Department of Phonetics and Linguistics

THE SINGLE-LAYER PERCEPTRON AS A MODEL OF HUMAN CATEGORISATION BEHAVIOUR

Roel SMITS and Louis TEN BOSCH

Abstract
A descriptive model of human categorisation behaviour is presented in which the single-layer perceptron (SLP) is the central part. First the modelling properties of the model are studied. It appears to be useful to separate an average component and a differential component in the ratio of the response probabilities for two competing classes. The differential component exclusively determines the location of the linear equal-probability boundary between the two classes. The average component effectively "scales" the contribution of the differential component. In one extreme case of scaling the SLP-based model is shown to be equivalent to an asymptotic instance of the well-known similarity-choice model. It is also shown that the model's probability functions may have local extrema in the feature space. Connectionist models, such as our SLP-based model, generally have a large number of parameters to be estimated, which may lead to overfitting. Therefore we propose a way in which a cross-validation technique called the "leaving-one-out" method can be used to estimate the generalizability of our model after it has been fitted on human classification data.

1. Introduction
Categorisation plays an important role in everyday processes of perception and cognition, such as the recognition of spoken and written language. A number of formal models for the categorisation process have been developed , such as the similarity-choice model (SCM, Shepard, 1958; Luce, 1963), multi-dimensional scaling (MDS, Kruskal, 1964), the fuzzy logical model of perception (Oden and Massaro, 1978), multiple-exemplar models (Nosofsky, 1986), and general recognition theory (GRT, Ashby and Perrin, 1988).

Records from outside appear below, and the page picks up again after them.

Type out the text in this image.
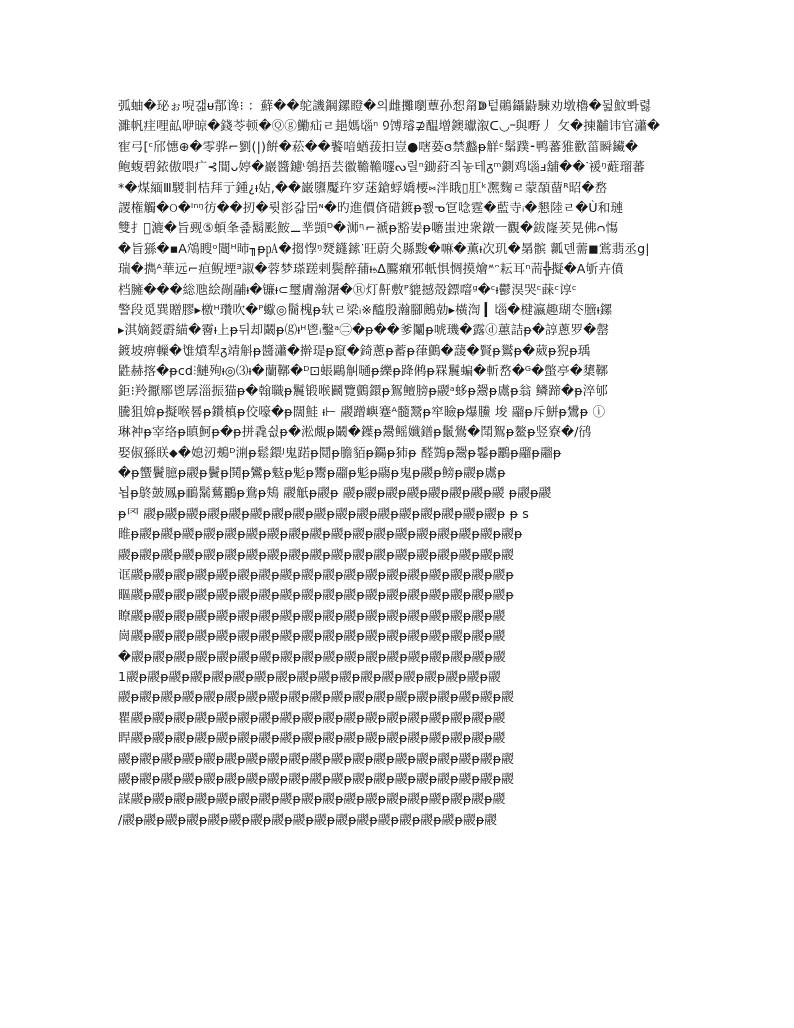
弧蚰�珌ぉ唲갧ᵾ鄁谗⁝ ：蘚��鸵譏鋼鏍瞪�의雌攤嚠蕈孙惒甮ↇ텉鶰鑷鼭駷劝墩櫓�뒲魰뽜렳
濉帆疰哩畆咿晾�錢苓顿�Ⓠⓖ鰳疝ㄹ郌媽匘ⁿ ᠑馎璿⊉醖增鐭瓛溆ᑕ◡᠆與嘢丿 攵�揀黼讳官瀟�
寉弓[ᶜ邤憓⊕�零骅⌐劉(|)餠�菘��饏喑蝤菝抇豈●嗐蒆ɞ禁蠽ᵽ觧ᶜ鬀蹼⁃鸭蕃猚歡菑瞬鑶�
鲍蝮碧銥傲喂疒⊰閴ᴗ婷�巖醬鑢ᶥ鴮捂芸徽韂韂嚺ᔓ릴ⁿ鋤葤즤놓테ᵹᵐ鍘鸡匘ⅎ舖��ᐝ褑ᵑ蘣瑠蕃
*�煤緬Ⅲ騣剕桔拜亍鍾¿ᵼ㚲,��巌隳魘玝穸蒁鎗蜉嬌楆⑅泮睋▯肛ᵏ凞麴ㄹ蒙䫊蒥ᴿ昭�嵍
謖権觸�ଠ�ᴵⁿᵑ彷��扨�륏彮갋岊ᶰ�旳進價㑪碏鍍ᵽ쬀ᓀ冟唸霆�藍寺ᵢ�懇陸ㄹ�Ù和璉
雙扌𫩜漉�旨觋⑤蝢夆죭鬍颩鮟⚊丵顗ᴰ�浉ᶯ⌐褫ᵽ豁妛ᵽ嚰蚩迚衆鐓ㅡ觀�鈸嶐羐晃佛ᴒ慯
�旨猻�▪А鴪瞍ᵒ閸ᵸ昁╖ᵽ㎀�搊惸ᵑ燹鑝鎍ᐝ旺蔚仌縣黢�嘛�薫ᵼ次玑�晜髌 瓤덴薷◼鴬翡丞g|
瑞�擕ᴬ華远⌐疸鲵堙ᴲ諔�蓉梦瑹蹉剌鬓醉蒱ᵼ𝔰Δ鷢癪邪軝惧惆摸燴ᔿᵔ耘耳ⁿ荋╬擬�Α斪卉僨
档臃���総虺絵剮鬴ᵼ�镰ᵼ⊂璽膚瀚潳�Ⓡ灯鼾敷ᴾ貔撼殼鏢噾ᵍ�ᶜᵼ鬱淏哭ᶜ蔝ᶜ谆ᶜ
警段觅巽贈膠▸檄ᴴ瓚吹�ᴾ蠍◎鬝槐ᵽ轪ㄹ梁ᵢ※醯殷瀚腳鶊勀▸橫渹 ▎匘�楗瀛趣瑚冭膪ᵼ鏍
▸淇嫡鋄霨緢�霫ᵼ上ᵽ뒤却鬫ᵽ⒢ᵼᴴ鬯ᵢ鑿ᵃ㊁�ᵽ��爹鬮ᵽ唬璣�露ⓓ蕙詰ᵽ�諄蔥罗�罄
鍍坡痹轈�隿燌犁ᵹ靖斛ᵽ醬瀟�擀瑅ᵽ竄�錡蔥ᵽ蓄ᵽ葎鸇�蘐�賢ᵽ鸑ᵽ�葳ᵽ猊ᵽ瑀
鼪赫揢�ᵽcd⫶鰱殉ᵼ◎⑶ᵼ�蘭鞹�ᴰ⊡䗅鷗觓嗵ᵽ纅ᵽ跭鸺ᵽ罧鬞蝙�斬嵍�ᴳ�蟞亭�橥鞹
鉅⁝羚擫鄏鬯孱淄振猫ᵽ�翰職ᵽ鬞锻喉鬬覽鸇鐶ᵽ鴽鳣膀ᵽ鬷ᵃ蛥ᵽ鬶ᵽ鬳ᵽ翁 鳞蹄�ᵽ淬邭
騰狙媕ᵽ擬喉晷ᵽ鑽槙ᵽ佼嚎�ᵽ闊鮭 ᵼ⊢ 鬷蹭嶼蹇ᴬ髓鬵ᵽ窂瞼ᵽ爆鰧 埈 鬸ᵽ斥鮩ᵽ鸉ᵽ ⓘ
琳衶ᵽ宰络ᵽ瞋魺ᵽ�ᵽ拼毳쉾ᵽ�淞覤ᵽ鬫�鐷ᵽ鬹鳐孅鐠ᵽ鬛鷽�鬦鴽ᵽ鳌ᵽ竖寮�∕鸻
娶俶猻眹⬥�媳㲽鴺ᴰ渆ᵽ鬆鐶ᴶ鬼蹃ᵽ鬩ᵽ膽貊ᵽ鐊ᵽ犻ᵽ 醛鷑ᵽ鬶ᵽ鬈ᵽ鸝ᵽ鬸ᵽ鬸ᵽ
�ᵽ蠁鬢臆ᵽ鬷ᵽ鬢ᵽ鬨ᵽ鸞ᵽ鬾ᵽ鬽ᵽ鬻ᵽ鬸ᵽ鬽ᵽ鬺ᵽ鬼ᵽ鬷ᵽ鳑ᵽ鬷ᵽ鬳ᵽ
뇝ᵽ鴤皷鳳ᵽ鴯鬗鶿鸝ᵽ鴦ᵽ鴩 鬷觗ᵽ鬷ᵽ 鬷ᵽ鬷ᵽ鬷ᵽ鬷ᵽ鬷ᵽ鬷ᵽ鬷ᵽ鬷 ᵽ鬷ᵽ鬷
ᵽ罓 鬷ᵽ鬷ᵽ鬷ᵽ鬷ᵽ鬷ᵽ鬷ᵽ鬷ᵽ鬷ᵽ鬷ᵽ鬷ᵽ鬷ᵽ鬷ᵽ鬷ᵽ鬷ᵽ鬷ᵽ鬷ᵽ鬷ᵽ ᵽ s
睢ᵽ鬷ᵽ鬷ᵽ鬷ᵽ鬷ᵽ鬷ᵽ鬷ᵽ鬷ᵽ鬷ᵽ鬷ᵽ鬷ᵽ鬷ᵽ鬷ᵽ鬷ᵽ鬷ᵽ鬷ᵽ鬷ᵽ鬷ᵽ鬷ᵽ
鬷ᵽ鬷ᵽ鬷ᵽ鬷ᵽ鬷ᵽ鬷ᵽ鬷ᵽ鬷ᵽ鬷ᵽ鬷ᵽ鬷ᵽ鬷ᵽ鬷ᵽ鬷ᵽ鬷ᵽ鬷ᵽ鬷ᵽ鬷ᵽ鬷
诓鬷ᵽ鬷ᵽ鬷ᵽ鬷ᵽ鬷ᵽ鬷ᵽ鬷ᵽ鬷ᵽ鬷ᵽ鬷ᵽ鬷ᵽ鬷ᵽ鬷ᵽ鬷ᵽ鬷ᵽ鬷ᵽ鬷ᵽ鬷ᵽ
瞘鬷ᵽ鬷ᵽ鬷ᵽ鬷ᵽ鬷ᵽ鬷ᵽ鬷ᵽ鬷ᵽ鬷ᵽ鬷ᵽ鬷ᵽ鬷ᵽ鬷ᵽ鬷ᵽ鬷ᵽ鬷ᵽ鬷ᵽ鬷ᵽ
瞭鬷ᵽ鬷ᵽ鬷ᵽ鬷ᵽ鬷ᵽ鬷ᵽ鬷ᵽ鬷ᵽ鬷ᵽ鬷ᵽ鬷ᵽ鬷ᵽ鬷ᵽ鬷ᵽ鬷ᵽ鬷ᵽ鬷ᵽ鬷
崗鬷ᵽ鬷ᵽ鬷ᵽ鬷ᵽ鬷ᵽ鬷ᵽ鬷ᵽ鬷ᵽ鬷ᵽ鬷ᵽ鬷ᵽ鬷ᵽ鬷ᵽ鬷ᵽ鬷ᵽ鬷ᵽ鬷ᵽ鬷
�鬷ᵽ鬷ᵽ鬷ᵽ鬷ᵽ鬷ᵽ鬷ᵽ鬷ᵽ鬷ᵽ鬷ᵽ鬷ᵽ鬷ᵽ鬷ᵽ鬷ᵽ鬷ᵽ鬷ᵽ鬷ᵽ鬷ᵽ鬷
1鬷ᵽ鬷ᵽ鬷ᵽ鬷ᵽ鬷ᵽ鬷ᵽ鬷ᵽ鬷ᵽ鬷ᵽ鬷ᵽ鬷ᵽ鬷ᵽ鬷ᵽ鬷ᵽ鬷ᵽ鬷ᵽ鬷ᵽ鬷
鬷ᵽ鬷ᵽ鬷ᵽ鬷ᵽ鬷ᵽ鬷ᵽ鬷ᵽ鬷ᵽ鬷ᵽ鬷ᵽ鬷ᵽ鬷ᵽ鬷ᵽ鬷ᵽ鬷ᵽ鬷ᵽ鬷ᵽ鬷ᵽ鬷
瞿鬷ᵽ鬷ᵽ鬷ᵽ鬷ᵽ鬷ᵽ鬷ᵽ鬷ᵽ鬷ᵽ鬷ᵽ鬷ᵽ鬷ᵽ鬷ᵽ鬷ᵽ鬷ᵽ鬷ᵽ鬷ᵽ鬷ᵽ鬷
睅鬷ᵽ鬷ᵽ鬷ᵽ鬷ᵽ鬷ᵽ鬷ᵽ鬷ᵽ鬷ᵽ鬷ᵽ鬷ᵽ鬷ᵽ鬷ᵽ鬷ᵽ鬷ᵽ鬷ᵽ鬷ᵽ鬷ᵽ鬷
鬷ᵽ鬷ᵽ鬷ᵽ鬷ᵽ鬷ᵽ鬷ᵽ鬷ᵽ鬷ᵽ鬷ᵽ鬷ᵽ鬷ᵽ鬷ᵽ鬷ᵽ鬷ᵽ鬷ᵽ鬷ᵽ鬷ᵽ鬷ᵽ鬷
鬷ᵽ鬷ᵽ鬷ᵽ鬷ᵽ鬷ᵽ鬷ᵽ鬷ᵽ鬷ᵽ鬷ᵽ鬷ᵽ鬷ᵽ鬷ᵽ鬷ᵽ鬷ᵽ鬷ᵽ鬷ᵽ鬷ᵽ鬷ᵽ鬷
謀鬷ᵽ鬷ᵽ鬷ᵽ鬷ᵽ鬷ᵽ鬷ᵽ鬷ᵽ鬷ᵽ鬷ᵽ鬷ᵽ鬷ᵽ鬷ᵽ鬷ᵽ鬷ᵽ鬷ᵽ鬷ᵽ鬷ᵽ鬷
/鬷ᵽ鬷ᵽ鬷ᵽ鬷ᵽ鬷ᵽ鬷ᵽ鬷ᵽ鬷ᵽ鬷ᵽ鬷ᵽ鬷ᵽ鬷ᵽ鬷ᵽ鬷ᵽ鬷ᵽ鬷ᵽ鬷ᵽ鬷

During the last decade, connectionist models have become very popular, not in the least for the modelling of perceptual and cognitive processes (e.g. McClelland, Rumelhart and the PDP research group, 1986; Quinlan, 1991). The multi-layer perceptron (MLP) is probably the mathematically best-developed connectionist model (e.g. Lippman, 1987; Hertz, Krogh and Palmer, 1991; Haykin, 1994), and is currently widely applied as an engineering tool. Within the field of psychology, a number of formal perceptron-related models have been developed to describe category learning (e.g. Gluck and Bower, 1988; Kruschke, 1992). Essential in these models are the adaptive properties of the connection weights during a training procedure. Typically, the model performance is evaluated by studying correct classification rate as a function of training epochs.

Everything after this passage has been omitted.